Eles são pequenos, medem no máximo 1,5 centímetro de comprimento, existem em números prodigiosos e mudam de cor. São camarões da espécie Hippolyte obliquimanus, que vivem ao longo de todo o litoral brasileiro, sempre associados a bancos de algas.
Na região de São Sebastião (SP), são encontrados aos montes no meio dos sargaços, algas marrons que atingem até 2 metros, e de uma alga avermelhada um pouco menor. Tais camarões se dividem em dois tipos morfológicos. Há os homogêneos com variabilidade de cor (H) e os transparentes com listras, bandas de cores ou bolinhas (T). Os dois pertencem à mesma espécie.
A cor desses camarões é dada por pigmentos que ficam em células de cor chamadas cromatóforos. A sua coloração se altera de acordo com a disposição dos cromatófaros.


Um grupo de pesquisadores descobriu nesses crustáceos a capacidade de mudar de cor para se camuflar entre algas marrons ou vermelhas para escapar dos predadores. A tática de camuflagem, que lembra a dos camaleões, rendeu o apelido de carnival shrimp (camarão carnavalesco), dado pelos autores da descoberta. O estudo teve apoio da FAPESP e os resultados foram publicados na BMC Evolutionary Biology.
Durante a coleta de animais no litoral, chamou a atenção dos pesquisadores o fato de, entre os camarões capturados nos bancos de sargaços, haver muitos exemplares marrons, mas também verdes, amarelos, rosas, vermelhos e pretos. Já no banco de algas vermelhas os camarões eram preponderantemente vermelhos.
Em laboratório, foram realizados experimentos para averiguar a capacidade e o tempo de mimetização dos animais, examinados em aquários com sargaços e algas vermelhas, tanto verdadeiros como de plástico.


Os resultados foram surpreendentes. Os cientistas verificaram que os animais do morfotipo H (coloridos) mudavam de cor rapidamente, em questão de minutos, para se camuflar entre os sargaços ou as algas.
Nenhum exemplar mudou de cor na presença de algas artificiais, levando a crer que existe algo que as algas liberam na água e que afeta os camarões, fazendo-os mudar de cor.
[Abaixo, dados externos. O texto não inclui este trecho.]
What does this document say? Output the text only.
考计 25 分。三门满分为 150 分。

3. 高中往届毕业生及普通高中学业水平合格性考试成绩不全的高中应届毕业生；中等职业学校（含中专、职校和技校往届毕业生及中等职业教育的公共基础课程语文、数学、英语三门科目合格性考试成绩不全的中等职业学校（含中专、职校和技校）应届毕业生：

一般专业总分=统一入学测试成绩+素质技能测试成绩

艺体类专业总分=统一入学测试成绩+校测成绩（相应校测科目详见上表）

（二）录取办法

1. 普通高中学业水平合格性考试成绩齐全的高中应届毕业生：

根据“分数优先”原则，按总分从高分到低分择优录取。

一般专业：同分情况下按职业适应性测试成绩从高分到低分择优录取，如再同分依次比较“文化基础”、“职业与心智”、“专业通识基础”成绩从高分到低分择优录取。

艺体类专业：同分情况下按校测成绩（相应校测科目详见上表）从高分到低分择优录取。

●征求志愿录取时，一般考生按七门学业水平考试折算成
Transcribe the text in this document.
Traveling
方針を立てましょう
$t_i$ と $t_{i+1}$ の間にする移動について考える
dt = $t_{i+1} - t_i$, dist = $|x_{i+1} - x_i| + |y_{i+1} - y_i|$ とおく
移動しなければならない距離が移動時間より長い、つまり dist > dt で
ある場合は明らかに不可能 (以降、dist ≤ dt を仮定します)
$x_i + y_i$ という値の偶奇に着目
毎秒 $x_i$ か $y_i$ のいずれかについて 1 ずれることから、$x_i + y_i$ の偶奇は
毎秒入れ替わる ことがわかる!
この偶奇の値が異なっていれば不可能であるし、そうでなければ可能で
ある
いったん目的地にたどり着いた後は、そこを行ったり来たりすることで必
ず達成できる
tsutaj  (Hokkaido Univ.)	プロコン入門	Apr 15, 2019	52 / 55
Entre os sargaços, a mimetização não ocorreu por igual. Embora a maioria dos camarões exibisse tonalidades de marrom, havia entre eles indivíduos de outras cores. No caso da alga vermelha, a mimetização se mostrou mais eficiente, com todos os animais avermelhados ou em gradações de rosa.
Tal eficiência pode ser porque os bancos de algas vermelhas têm uma distribuição marginal nas águas de São Sebastião. Há menos bancos dessas algas e os camarões são encontrados em menor número e essas algas oferecem menor proteção porque não tem muita altura. Assim, quanto menos animais no banco de algas, maior a necessidade de terem camuflagem mais eficiente para evitar serem capturados pelos peixes, já que a proteção é menor.
Os bancos de sargaços (algas marrons) predominam no ambiente, onde a densidade de camarões é imensa, existem em média 150 camarões por quilo de alga. Uma densidade tão elevada de animais vivendo entre os sargaços significa menores chances individuais de predação. Logo, a mimetização não precisa ser tão eficiente como a dos camarões que vivem entre as algas vermelhas.
No Reino Unido, existe um camarão da mesma família que é verde, porque as algas que predominam por lá são verdes.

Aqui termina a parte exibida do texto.